“You don’t understand. This is history. I have to photograph it now. Later is too late.”

April 19, 2011 | Source: Monroe Gallery of Photography



Via The American Society of Cinematographers

 

by John Bailey, ASC

 

 
 
Lynsey Addario: Back From the Brink
 

 

 Image #1 for “You don’t understand. This is history. I have to photograph it now. Later is too late.”

 

Khalid, age 7, wounded by shrapnel in Korengal Valley, Afghanistan


"After all I have done to get these images of war, up close, personal, soldiers and civilians, please stick your neck out in the most minimal way. To hear that you don't want to "risk further scrutiny" after I risked my life for two months is the most offensive thing I have ever heard."

You don't understand. This is history. I have to photograph it now. Later is too late." New York Times photojournalist Lynsey Addario is talking to Army Captain Dan Kearney at 6 a.m. on the side of a mountain in the dawning Korengal Valley of northeastern Afghanistan. It is fall, 2007, and Kearney's forces have dropped into a village to confront insurgents following nighttime bombing by American planes. There likely has been "collateral damage." Afghan civilians have been wounded and Addario wants Kearney to help her get to them to document the injuries. Khalid, a seven-year-old boy with shrapnel wounds and watery eyes becomes a haunting portrait that underscores the absurdity of a term like "collateral damage."

At first, the photo was going to be the cover image for a NY Times Sunday magazine feature story. But it was quashed. Then it was to be in the story inside, then on the Times website on a slideshow—also all quashed.

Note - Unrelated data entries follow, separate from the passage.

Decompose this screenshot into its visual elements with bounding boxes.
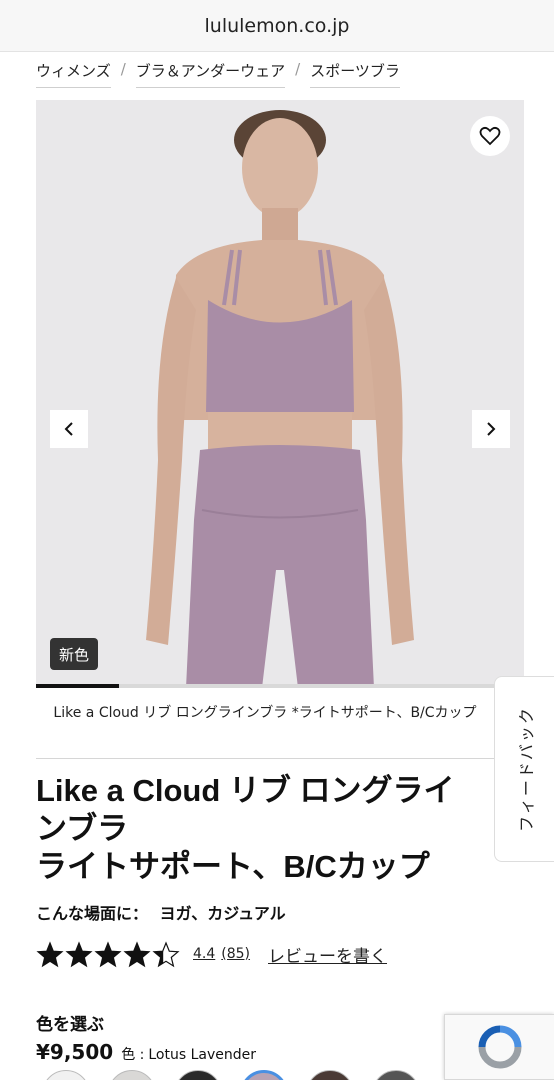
chevron-left-icon — [64, 422, 73, 436]
recaptcha-badge[interactable] — [444, 1014, 554, 1080]
price: ¥9,500 — [36, 1040, 114, 1064]
breadcrumb-womens[interactable]: ウィメンズ — [36, 60, 111, 88]
star-icon — [65, 940, 93, 967]
color-name: Lotus Lavender — [148, 1047, 256, 1063]
rating-value-link[interactable]: 4.4 — [193, 946, 215, 962]
next-image-button[interactable] — [472, 410, 510, 448]
star-icon — [152, 940, 180, 967]
color-swatch[interactable] — [174, 1070, 222, 1080]
breadcrumb-separator: / — [295, 60, 301, 78]
feedback-label: フィードバック — [516, 706, 536, 832]
activity-value: ヨガ、カジュアル — [159, 904, 286, 923]
divider — [36, 758, 494, 759]
wishlist-button[interactable] — [470, 116, 510, 156]
breadcrumb: ウィメンズ / ブラ＆アンダーウェア / スポーツブラ — [36, 60, 400, 90]
product-title-line-2: ンブラ — [36, 811, 129, 846]
heart-icon — [479, 126, 501, 146]
rating-row: 4.4 (85) レビューを書く — [36, 938, 387, 970]
product-title-line-3: ライトサポート、B/Cカップ — [36, 849, 430, 884]
color-swatch[interactable] — [240, 1070, 288, 1080]
gallery-progress-fill — [36, 684, 119, 688]
chevron-right-icon — [487, 422, 496, 436]
gallery-progress-bar — [36, 684, 524, 688]
product-title: Like a Cloud リブ ロングライ ンブラ ライトサポート、B/Cカップ — [36, 772, 498, 886]
star-rating — [36, 940, 181, 968]
image-caption: Like a Cloud リブ ロングラインブラ *ライトサポート、B/Cカップ — [53, 705, 477, 721]
star-icon — [94, 940, 122, 967]
address-bar[interactable]: lululemon.co.jp — [0, 0, 554, 52]
color-label: 色 : — [121, 1047, 145, 1063]
breadcrumb-bras-underwear[interactable]: ブラ＆アンダーウェア — [135, 60, 286, 88]
price-row: ¥9,500 色 : Lotus Lavender — [36, 1040, 256, 1064]
color-swatch[interactable] — [306, 1070, 354, 1080]
color-swatch[interactable] — [108, 1070, 156, 1080]
activity-tags: こんな場面に： ヨガ、カジュアル — [36, 900, 286, 924]
activity-label: こんな場面に： — [36, 904, 149, 923]
color-swatch[interactable] — [372, 1070, 420, 1080]
feedback-tab[interactable]: フィードバック — [494, 676, 554, 862]
review-count-link[interactable]: (85) — [221, 946, 250, 962]
color-heading: 色を選ぶ — [36, 1015, 104, 1035]
product-photo — [36, 100, 524, 688]
color-swatch[interactable] — [42, 1070, 90, 1080]
star-icon — [123, 940, 151, 967]
write-review-link[interactable]: レビューを書く — [268, 942, 387, 967]
breadcrumb-separator: / — [120, 60, 126, 78]
previous-image-button[interactable] — [50, 410, 88, 448]
url-text: lululemon.co.jp — [204, 14, 350, 37]
color-swatches — [42, 1068, 442, 1080]
product-title-line-1: Like a Cloud リブ ロングライ — [36, 773, 455, 808]
breadcrumb-sports-bras[interactable]: スポーツブラ — [310, 60, 400, 88]
star-icon — [36, 940, 64, 967]
new-color-badge: 新色 — [50, 638, 99, 670]
product-image-gallery[interactable]: 新色 — [36, 100, 524, 688]
recaptcha-icon — [478, 1025, 521, 1069]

Kathy Ryan, the photo editor argued for inclusion on the website; editor-in-chief Gerry Marzorati refused, citing that it could not be proven that Khalid's and other villagers' wounds were caused by American bombs; so, the photo was not run despite strenuous pleadings by Addario. Later, Captain Kearney affirmed that most likely the wounds were caused by shrapnel from American bombs.

 

 

 

Image #2 for “You don’t understand. This is history. I have to photograph it now. Later is too late.”

 

 

 

Burial in Falluja, chaos even in death


This sense of urgency and fierce dedication to her assignments pervades all of Lynsey Addario's photographs. Here is part of what she wrote to the then current editor-in-chief of the magazine in defense of her work.

"After all I have done to get these images of war, up close, personal, soldiers and civilians, please stick your neck out in the most minimal way. To hear that you don't want to "risk further scrutiny" after I risked my life for two months is the most offensive thing I have ever heard."

She takes no prisoners in her fierce focus. There are few images of stasis or quiet moments of idyllic peace in the maelstrom of her work.

Five years after graduation from Staples High School in Westport, Connecticut, Addario was working as a professional photojournalist for the Buenos Aires Herald. Shortly after, she was in Cuba for AP. The past decade she has worked for the NY Times and its magazine as well as for National Geographic. Always on the move, she somehow made time to marry Reuters journalist Paul de Bender in July 2009.


Addario may be an anomaly as a conflict photojournalist: a woman in a field dominated by men. On many of her assignments she is paired with another woman, journalist Elizabeth Warren, covering stories from each of their perspectives, in images and words. It is Warren who recalls the incident that opens this essay. Embedded in the fall of 2007 in Afghanistan's Korengal Valley, much as Tim Hetherington and Sebastian Junger had been for their Oscar nominated documentary film, Restrepo, Warren was already months pregnant. She and Addario are self-described "partners in crime" on assignments throughout the decade's conflict zones. Here is a PBS slideshow of the Korengal Valley story.

And here is Warren's account of her and Addario in the Korengal.

Rubin also discusses her relationship with Addario and their history in northeastern Afghanistan in a recent feature article in the Winter 2010 issue of Aperture magazine. It is worth getting, not just for Rubin's detailed account of her relationship with Addario, but as a lesson in the daily rigors of the conflict journalist:


Rubin writes about Addario's penchant for using wide lenses, for working in close:

Wide angles lure me into Lynsey's work. The intense focus that opens to another layer and then another and another. I asked her once about that. "I don't know. I just see that way."

There is no better introduction to the way Addario "sees" than going to her website. The stark, severe black field comes up right away. A seven-image slideshow follows.

Links to the left side of the homepage lead to slideshows of other photo essays.

Hotspots of international conflict, all the usual countries run amok with warring men, are listed, a veritable Zagat guide into hell. But what else emerges as you look, are links to essays that document women's issues: women in the military, women's health and maternity in Africa, female-self-immolation in Afghanistan, an Indian beauty pageant, transsexual prostitutes. She's on the front lines in war zones, alongside the boys—but she also stalks a space and themes that most male photojournalist eschew. As you get to know her work, you realize that covering women's issues is not an ancillary assignment. It is as much the core of her identity as an "engaged observer" as her higher profile war stories. She does not just caption the images; she narrates the story beyond.